T.C. Boyle ist ein amerikanischer Schriftsteller, der 1949 in Peekskill / New York geboren wurde. Seine Eltern waren Alkoholiker, was seine Kindheit und Jugend maßgeblich bestimmte. Er galt als Herumtreiber und schaffte nur knapp den High-School-Abschluss. Danach studierte er Englisch und Geschichte, schloss 1968 mit dem Bachelor of Arts ab, begann zu schreiben und unterrichtete parallel dazu als Lehrer an der High School. 1977 nahm er an der University of Iowa das Studium wieder auf und erwarb einen Doktorgrad. Sein Mentor war John Irving. Seit 1978 lehrte er an der University of Southern California, seit 1986 als ordentlicher Professor. Boyle schrieb über 100 Kurzgeschichten und 18 Romane, die alle erfolgreich waren und in vielen Sprachen übersetzt wurden.
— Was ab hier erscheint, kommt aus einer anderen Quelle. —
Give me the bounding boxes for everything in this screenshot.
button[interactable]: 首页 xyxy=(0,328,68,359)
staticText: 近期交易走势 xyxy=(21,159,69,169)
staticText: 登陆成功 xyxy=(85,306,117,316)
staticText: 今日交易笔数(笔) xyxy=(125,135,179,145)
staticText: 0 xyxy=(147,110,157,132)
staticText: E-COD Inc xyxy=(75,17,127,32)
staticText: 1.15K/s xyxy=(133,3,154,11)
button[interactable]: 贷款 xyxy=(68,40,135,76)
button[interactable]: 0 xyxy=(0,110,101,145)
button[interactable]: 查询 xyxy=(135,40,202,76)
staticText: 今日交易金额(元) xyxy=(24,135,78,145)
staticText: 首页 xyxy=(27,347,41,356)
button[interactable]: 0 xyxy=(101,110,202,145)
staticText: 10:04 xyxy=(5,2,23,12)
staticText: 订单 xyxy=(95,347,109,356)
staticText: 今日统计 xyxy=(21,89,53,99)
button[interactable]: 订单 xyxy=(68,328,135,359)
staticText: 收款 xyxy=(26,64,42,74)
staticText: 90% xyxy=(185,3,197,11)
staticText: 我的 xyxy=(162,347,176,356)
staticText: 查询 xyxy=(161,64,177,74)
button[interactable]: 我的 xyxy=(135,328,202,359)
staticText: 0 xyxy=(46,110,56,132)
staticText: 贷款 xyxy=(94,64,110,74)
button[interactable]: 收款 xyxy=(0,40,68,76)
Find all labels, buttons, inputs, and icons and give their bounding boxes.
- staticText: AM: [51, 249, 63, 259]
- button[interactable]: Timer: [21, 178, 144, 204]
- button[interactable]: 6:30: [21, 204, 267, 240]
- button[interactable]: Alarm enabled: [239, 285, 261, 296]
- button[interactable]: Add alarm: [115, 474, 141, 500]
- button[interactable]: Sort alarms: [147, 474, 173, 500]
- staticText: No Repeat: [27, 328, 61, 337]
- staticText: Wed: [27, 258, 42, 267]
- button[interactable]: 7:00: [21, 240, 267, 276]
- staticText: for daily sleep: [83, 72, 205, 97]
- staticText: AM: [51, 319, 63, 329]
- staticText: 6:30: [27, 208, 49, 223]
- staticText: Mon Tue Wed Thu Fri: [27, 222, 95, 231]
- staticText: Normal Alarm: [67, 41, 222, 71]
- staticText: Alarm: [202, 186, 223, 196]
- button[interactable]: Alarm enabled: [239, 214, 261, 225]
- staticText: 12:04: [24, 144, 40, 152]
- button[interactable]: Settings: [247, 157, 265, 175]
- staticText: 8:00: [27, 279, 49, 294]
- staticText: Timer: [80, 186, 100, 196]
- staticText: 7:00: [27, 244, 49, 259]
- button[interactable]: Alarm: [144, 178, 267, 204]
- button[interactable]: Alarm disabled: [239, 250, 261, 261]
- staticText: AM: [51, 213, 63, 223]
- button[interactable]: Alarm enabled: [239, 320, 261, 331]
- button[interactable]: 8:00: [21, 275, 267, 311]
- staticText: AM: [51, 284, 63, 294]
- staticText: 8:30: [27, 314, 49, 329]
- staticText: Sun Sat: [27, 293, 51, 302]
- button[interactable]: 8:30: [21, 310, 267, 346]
Seit 1974 ist der Autor verheiratet, hat drei Kinder und lebt heute in Montecito bei Santa Barbara in Californien.

Der Roman „Grün ist die Hoffnung“ (Originaltitel Budding Prospects) ist Boyles zweiter Roman. Er erschien bereits 1984, handelt von drei Marihuana-Pflanzern in Kalifornien, die den Widrigkeiten des Wetters ausgesetzt verzweifelt bemüht sind unentdeckt zu bleiben, und ist heute aktueller denn je. Schon früh offenbarte Boyle seine komische Seite und seinen außergewöhnlicher Humor. Wir lesen eine ausgesprochen unterhaltsame, sprachlich brillant und lebendig geschriebene Geschichte über drei frustrierte Alt-Hippies, die von einem listigen Geschäftsmann hereingelegt und ausgebeutet werden. Den schnellen Wohlstand immer im Blickfeld erleben die Freunde einen Alptraum nach dem anderen. Während man sich als Leser über ihre Missgeschicke amüsiert wird ihnen nach und nach klar, dass die Dollars nicht vom Himmel fallen und das Unternehmen mühsamer ist, als sie dachten. Hier zeigt sich sehr gut die satirische Seite des Autors und sein Spaß am Fabulieren.

Fazit: Eine witzige, nicht ganz ernst zu nehmende Geschichte, spannend zu lesen – ein typischer Boyle.